下面的Java程序平均需要0.50到0.55秒的时间来运行:

public static void main(String[] args) {
    long startTime = System.nanoTime();
    int n = 0;
    for (int i = 0; i < 1000000000; i++) {
        n += 2 * (i * i);
    }
    System.out.println(
        (double) (System.nanoTime() - startTime) / 1000000000 + " s");
    System.out.println("n = " + n);
}

如果我将2 * (I * I)替换为2 * I * I,它将花费0.60到0.65秒的时间运行。如何来吗?

我把程序的每个版本都运行了15次,在两者之间交替运行。以下是调查结果:

 2*(i*i)  │  2*i*i
──────────┼──────────
0.5183738 │ 0.6246434
0.5298337 │ 0.6049722
0.5308647 │ 0.6603363
0.5133458 │ 0.6243328
0.5003011 │ 0.6541802
0.5366181 │ 0.6312638
0.515149  │ 0.6241105
0.5237389 │ 0.627815
0.5249942 │ 0.6114252
0.5641624 │ 0.6781033
0.538412  │ 0.6393969
0.5466744 │ 0.6608845
0.531159  │ 0.6201077
0.5048032 │ 0.6511559
0.5232789 │ 0.6544526

2 * i * i的最快运行时间比2 * (i * i)的最慢运行时间长。如果它们具有相同的效率,发生这种情况的概率将小于1/2^15 * 100% = 0.00305%。


当前回答

Kasperd在对公认答案的评论中问道:

Java和C示例使用了完全不同的寄存器名称。这两个例子都使用AMD64 ISA?

xor edx, edx
xor eax, eax
.L2:
mov ecx, edx
imul ecx, edx
add edx, 1
lea eax, [rax+rcx*2]
cmp edx, 1000000000
jne .L2

我没有足够的声誉在评论中回答这个问题,但这些都是相同的ISA。
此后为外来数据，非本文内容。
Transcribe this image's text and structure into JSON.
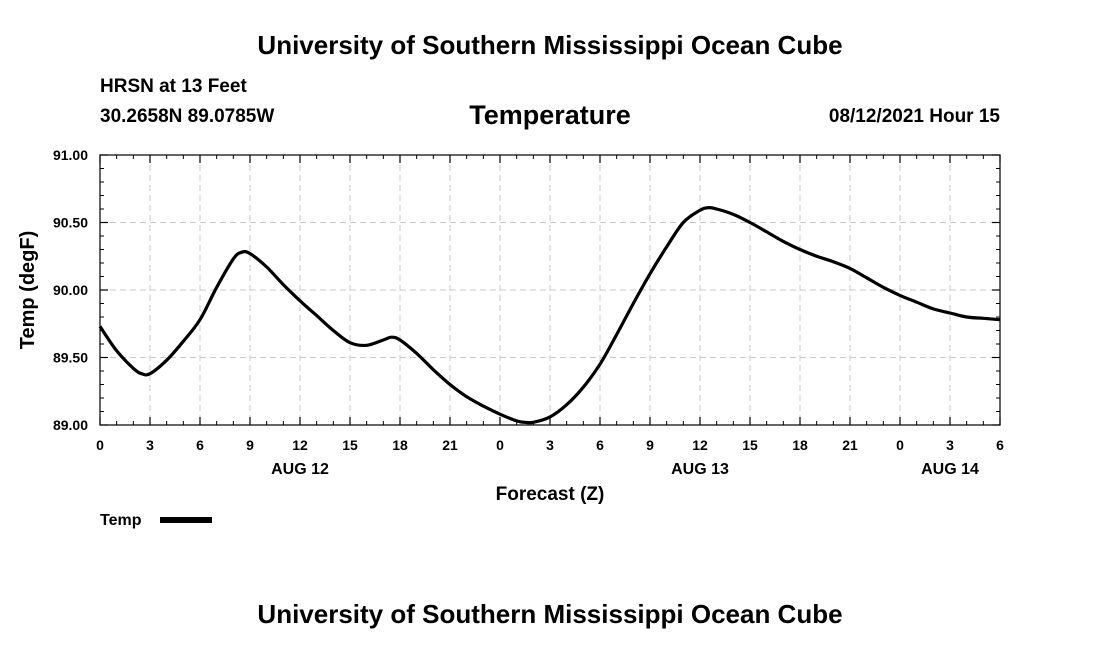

值得指出的是,GCC版本使用32位整数逻辑,而JVM编译版本内部使用64位整数逻辑。

R8 to R15 are just new X86_64 registers. EAX to EDX are the lower parts of the RAX to RDX general purpose registers. The important part in the answer is that the GCC version is not unrolled. It simply executes one round of the loop per actual machine code loop. While the JVM version has 16 rounds of the loop in one physical loop (based on rustyx answer, I did not reinterpret the assembly). This is one of the reasons why there are more registers being used since the loop body is actually 16 times longer.

其他回答

(编者注:正如另一个答案所示,这个答案与来自asm的证据相矛盾。这个猜测得到了一些实验的支持,但结果并不正确。)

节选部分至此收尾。